“The Rains of Castamere” – Season 3, Episode 9
“[The Red Wedding is] the moment that makes Ned’s death look like just a drop in the bucket, and the clearest evidence of George R.R. Martin’s wanton disregard for his own characters and their happiness.”
After coasting along on a relentless plateau of inert plotlines, in which no significant changes happened to the characters or their lives, for most of this season, The Rains of Castamere really caused a storm. The Starks, along with the Lannisters, are the most established characters, having had the most screen-time, and consequently the characters that the viewers are most invested in. This episode, we saw the bloody slaughter of three Starks in one go at the iniquitous Red Wedding.
As a result, fans have been raging across the social medias about author George R.R Martin’s wanton disregard for his own characters, and in some cases, for the audience’s attachment to those characters. Is that really a justified claim though? Yes, he brutally killed off Robb, Catelyn and Talisa, but many characters who have found themselves in death-defying situations have walked away with only a few scratches.
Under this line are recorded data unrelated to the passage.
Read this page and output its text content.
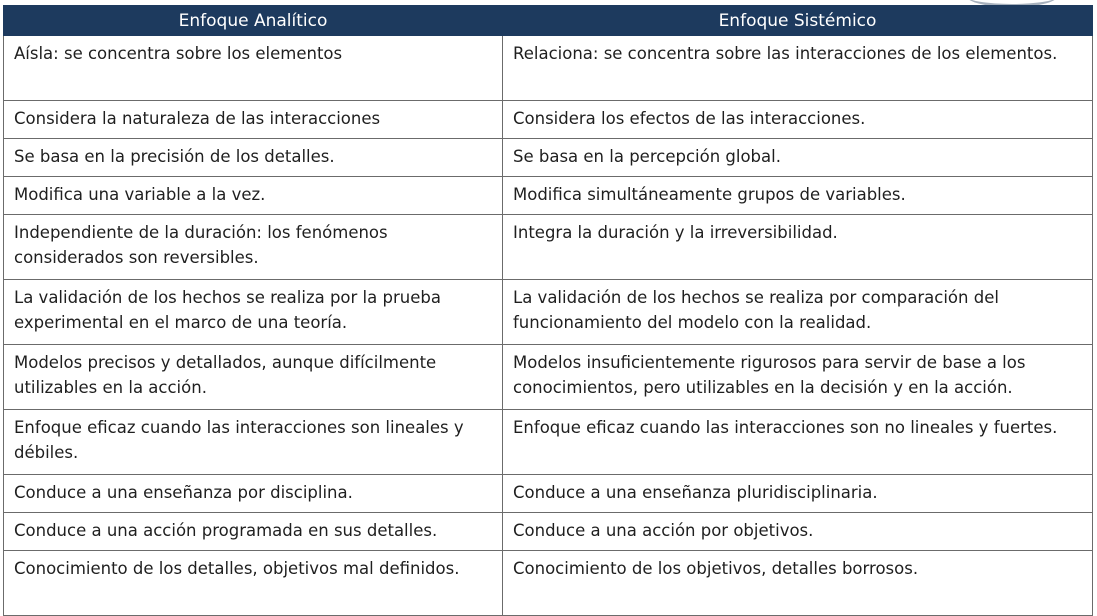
Enfoque Analítico	Enfoque Sistémico
Aísla: se concentra sobre los elementos	Relaciona: se concentra sobre las interacciones de los elementos.
Considera la naturaleza de las interacciones	Considera los efectos de las interacciones.
Se basa en la precisión de los detalles.	Se basa en la percepción global.
Modifica una variable a la vez.	Modifica simultáneamente grupos de variables.
Independiente de la duración: los fenómenos considerados son reversibles.	Integra la duración y la irreversibilidad.
La validación de los hechos se realiza por la prueba experimental en el marco de una teoría.	La validación de los hechos se realiza por comparación del funcionamiento del modelo con la realidad.
Modelos precisos y detallados, aunque difícilmente utilizables en la acción.	Modelos insuficientemente rigurosos para servir de base a los conocimientos, pero utilizables en la decisión y en la acción.
Enfoque eficaz cuando las interacciones son lineales y débiles.	Enfoque eficaz cuando las interacciones son no lineales y fuertes.
Conduce a una enseñanza por disciplina.	Conduce a una enseñanza pluridisciplinaria.
Conduce a una acción programada en sus detalles.	Conduce a una acción por objetivos.
Conocimiento de los detalles, objetivos mal definidos.	Conocimiento de los objetivos, detalles borrosos.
In Second Sons, Daario threateningly brandished a knife inside Daenerys’ tent. In most similar televisual situations a neck would’ve been sliced there, but that plotline took a clunky and unexpected turn around in which Daenerys escaped unscathed. Prior to this, in The Bear and the Maiden Fair, Brienne and Jaime found themselves in a bear pit, ready to be torn apart by a vicious bear, teeth bared. Yet, Brienne escaped with only a scratch across her neck and Jaime quite the same as before. In The Climb, we saw the death of Ros, a minor character, but our major characters, Jon Snow and Ygritte, survived a ridiculously hazardous climb up a vertical wall of ice in which their rope was severed. These are only examples of characters surviving against all the odds from the previous three episodes; there are many, many more notable sequences just like these littered throughout the whole of the show.
So is it really a wanton disregard for his characters and their happiness on Martin’s part or actually a ballsy way to generate a more emotional impact when the unexpected becomes a reality? You can kill off as many minor characters as you can shake a stick at to no emotional avail, and is that really what makes a good story? It’s far more exciting to know your favourite character might die at any moment for sure. The Red Wedding was a dramatic, climactic moment that this slow-runner of a season needed to survive.
Worth a Note
◊ Tyrion is perhaps the character in which viewers have the most vested interest, and he is also the character that has survived in the most unlikely of situations with all the odds stacked against him. Two occasions come to mind: his escape from the Sky Cells at the Eyrie and his survival at the Battle of the Blackwater, in which he passed out and awoke having only suffered an, admittedly undesirable but not life-threatening, facial wound.
◊ Why is Sam still alive in his bumbling plotline after a direct confrontation with the White Walkers? Come on now.
Worth a Look
◊ The Red Wedding has been the inspiration for some tremendous fan-art; Red Wedding by ~FatherStone is the most awesome I’ve seen thus far.
◊ Disclaimer: Shamelessly stole this blog title from a popular internet meme, trawl away.